Who needs a money transmitter license?

A Money Transmitter License is typically required for businesses that engage in the following activities:

  1. Transferring Money: Companies that transfer money from one person or entity to another, either domestically or internationally.
  2. Currency Exchange: Businesses that exchange one currency for another.
  3. Issuing or Selling Payment Instruments: This includes issuing checks, money orders, or similar instruments.
  4. Mobile or Electronic Payments: Companies offering services for transferring or paying funds through mobile or electronic platforms.
  5. Virtual Currency Transactions: Businesses involved in the exchange, transfer, or storage of virtual currencies like cryptocurrencies may also require licensing, depending on the jurisdiction.

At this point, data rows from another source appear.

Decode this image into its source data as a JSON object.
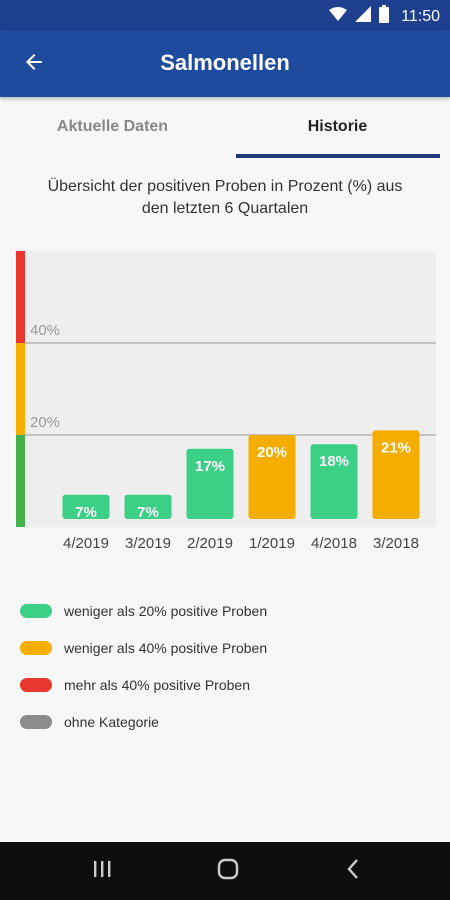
{
  "status_bar": {
    "time": "11:50"
  },
  "app_bar": {
    "title": "Salmonellen"
  },
  "tabs": [
    {
      "label": "Aktuelle Daten",
      "active": false
    },
    {
      "label": "Historie",
      "active": true
    }
  ],
  "subtitle_line1": "Übersicht der positiven Proben in Prozent (%) aus",
  "subtitle_line2": "den letzten 6 Quartalen",
  "chart_data": {
    "type": "bar",
    "categories": [
      "4/2019",
      "3/2019",
      "2/2019",
      "1/2019",
      "4/2018",
      "3/2018"
    ],
    "values": [
      7,
      7,
      17,
      20,
      18,
      21
    ],
    "value_labels": [
      "7%",
      "7%",
      "17%",
      "20%",
      "18%",
      "21%"
    ],
    "bar_colors": [
      "#3ccf86",
      "#3ccf86",
      "#3ccf86",
      "#f5ad00",
      "#3ccf86",
      "#f5ad00"
    ],
    "gridlines": [
      {
        "value": 40,
        "label": "40%"
      },
      {
        "value": 20,
        "label": "20%"
      }
    ],
    "ylim": [
      0,
      60
    ],
    "threshold_bands": [
      {
        "from": 0,
        "to": 20,
        "color": "#44b14a"
      },
      {
        "from": 20,
        "to": 40,
        "color": "#f5ad00"
      },
      {
        "from": 40,
        "to": 60,
        "color": "#e8372c"
      }
    ]
  },
  "legend": [
    {
      "label": "weniger als 20% positive Proben",
      "color": "#3ccf86"
    },
    {
      "label": "weniger als 40% positive Proben",
      "color": "#f5ad00"
    },
    {
      "label": "mehr als 40% positive Proben",
      "color": "#e8372c"
    },
    {
      "label": "ohne Kategorie",
      "color": "#8c8c8c"
    }
  ]
}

Essentially, if a business is involved in moving money or monetary value on behalf of others, it likely needs a Money Transmitter License. The specific requirements can vary by jurisdiction. In most cases if you are a financial intermediary, you probably need a money transmitter license.

A financial intermediary is like a helper in the world of money. Imagine you have a piggy bank full of coins, and you want to buy a toy, but the toy store doesn’t accept piggy bank coins. You need someone to change your coins into money that the toy store will take. A financial intermediary is like a friendly person who takes your piggy bank coins, gives you money that the toy store accepts, and then they take your coins and use them in other ways.

In the real world, banks are a common type of financial intermediary. Let’s say you have some extra money. You give it to the bank to keep safe. The bank then uses some of that money to lend to other people, like someone who wants to buy a house. So, the bank is helping you by keeping your money safe and helping the person who wants to buy a house by lending them money.

This page was last updated on February 8, 2024.